Hundreds of German officials and employees in Russia, especially in the cultural sector, will have to leave the country after Moscow’s decision to impose a limit on this presence on its territory, another effect of the diplomatic tension between the two countries arising of the Russian invasion of Ukraine.
“The Ministry of Foreign Affairs of Russia made public in April its decision to introduce a limit on the number of personnel in our missions abroad and in German intermediary organizations in Russia,” the Ministry confirmed of Foreign Affairs of Germany, which described the Russian sanction as a “unilateral, unjustified and incomprehensible decision”.
The punitive measure, which the German authorities tried unsuccessfully to stop after negotiations since April, will be applied from June 1. Although it includes embassy and consulate officials, it mainly affects teachers in German schools such as the one in Moscow, kindergarten teachers and even teachers working in Russian schools, as well as professors and employees of the Goethe-Institut, the institute of German language and culture abroad. It also punishes Russians who work for German institutions, who will have to leave their jobs.
The German Government has not given figures, but the German media speak of “hundreds” of civil servants to be expelled, without specifying more. According to the newspaper Süddeutsche Zeitung, the maximum limit of German employees who can stay in Russia established by Moscow would be 350 people. The expulsions represent “a significant cut in all areas of our presence in Russia”, pointed out the German Foreign Ministry, which is preparing a similar response. “Regarding the maximum limit of Russian presence in Germany, the German Government will ensure that, in practice, there is also a real balance”, said the ministry.

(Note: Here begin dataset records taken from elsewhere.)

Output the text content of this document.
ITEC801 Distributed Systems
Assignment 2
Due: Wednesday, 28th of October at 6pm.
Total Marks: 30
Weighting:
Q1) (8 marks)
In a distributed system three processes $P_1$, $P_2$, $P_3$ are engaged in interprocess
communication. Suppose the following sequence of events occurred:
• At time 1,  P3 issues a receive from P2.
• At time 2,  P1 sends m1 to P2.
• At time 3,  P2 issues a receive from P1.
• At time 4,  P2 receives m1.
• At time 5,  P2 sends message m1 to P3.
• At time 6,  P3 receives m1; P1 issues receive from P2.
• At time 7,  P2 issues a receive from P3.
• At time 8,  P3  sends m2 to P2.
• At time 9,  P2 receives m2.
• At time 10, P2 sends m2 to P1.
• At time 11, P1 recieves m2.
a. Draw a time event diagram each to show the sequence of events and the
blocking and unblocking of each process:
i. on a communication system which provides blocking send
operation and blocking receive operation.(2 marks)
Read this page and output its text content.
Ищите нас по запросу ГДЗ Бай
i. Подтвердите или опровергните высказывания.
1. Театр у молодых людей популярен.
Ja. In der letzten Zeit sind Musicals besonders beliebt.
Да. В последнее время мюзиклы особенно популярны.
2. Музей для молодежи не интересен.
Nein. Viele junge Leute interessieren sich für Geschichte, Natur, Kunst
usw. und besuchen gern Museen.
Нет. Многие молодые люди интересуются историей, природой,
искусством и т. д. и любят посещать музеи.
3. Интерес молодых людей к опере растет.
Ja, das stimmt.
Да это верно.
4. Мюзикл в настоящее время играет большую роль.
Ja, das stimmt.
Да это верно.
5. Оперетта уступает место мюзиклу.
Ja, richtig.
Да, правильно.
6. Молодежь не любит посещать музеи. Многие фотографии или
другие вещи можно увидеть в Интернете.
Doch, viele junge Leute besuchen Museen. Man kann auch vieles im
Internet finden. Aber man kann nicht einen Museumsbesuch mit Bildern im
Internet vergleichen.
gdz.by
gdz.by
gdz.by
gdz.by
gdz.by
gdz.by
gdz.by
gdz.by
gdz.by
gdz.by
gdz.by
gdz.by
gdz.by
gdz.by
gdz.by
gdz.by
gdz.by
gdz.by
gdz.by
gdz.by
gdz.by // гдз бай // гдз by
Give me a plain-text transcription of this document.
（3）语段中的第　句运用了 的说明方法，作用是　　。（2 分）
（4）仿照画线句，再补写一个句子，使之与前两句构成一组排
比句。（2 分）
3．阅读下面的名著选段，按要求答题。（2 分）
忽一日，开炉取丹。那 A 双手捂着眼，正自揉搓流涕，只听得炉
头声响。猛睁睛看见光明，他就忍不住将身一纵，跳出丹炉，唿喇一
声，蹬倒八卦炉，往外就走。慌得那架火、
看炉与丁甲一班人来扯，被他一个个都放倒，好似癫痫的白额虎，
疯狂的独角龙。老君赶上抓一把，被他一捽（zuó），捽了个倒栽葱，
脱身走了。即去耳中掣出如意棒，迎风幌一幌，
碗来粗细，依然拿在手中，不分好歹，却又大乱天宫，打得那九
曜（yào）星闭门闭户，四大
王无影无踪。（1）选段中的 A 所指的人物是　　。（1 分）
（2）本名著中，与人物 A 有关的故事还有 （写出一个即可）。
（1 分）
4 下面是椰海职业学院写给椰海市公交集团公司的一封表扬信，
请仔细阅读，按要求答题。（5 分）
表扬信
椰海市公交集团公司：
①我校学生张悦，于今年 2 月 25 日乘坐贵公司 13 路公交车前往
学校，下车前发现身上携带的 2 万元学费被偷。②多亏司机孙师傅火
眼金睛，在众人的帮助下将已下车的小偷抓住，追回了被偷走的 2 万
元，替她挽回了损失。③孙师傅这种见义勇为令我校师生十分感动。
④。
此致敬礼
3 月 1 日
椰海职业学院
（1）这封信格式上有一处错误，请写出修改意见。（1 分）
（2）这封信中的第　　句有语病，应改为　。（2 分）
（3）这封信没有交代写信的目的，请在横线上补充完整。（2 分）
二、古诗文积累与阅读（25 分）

This move to cancel Germany’s cultural and educational presence in Russia follows the expulsion at the end of last month of more than twenty German diplomats, in retaliation for a previous similar decision taken by Berlin, which never disclosed the exact number of Russians sent back. German and Anglo-Saxon media claim that there were also twenty. At the time, Russia announced the expulsions as a measure of reciprocity, and the German Foreign Ministry said that Berlin and Moscow had been in contact for weeks about a reduction of Russian intelligence services in Germany.
The educational field was one of the branches of German foreign action in Russia, within the many fields of cooperation that existed before the Russian aggression in Ukraine forced Germany to make a diplomatic, economic and energetic turn.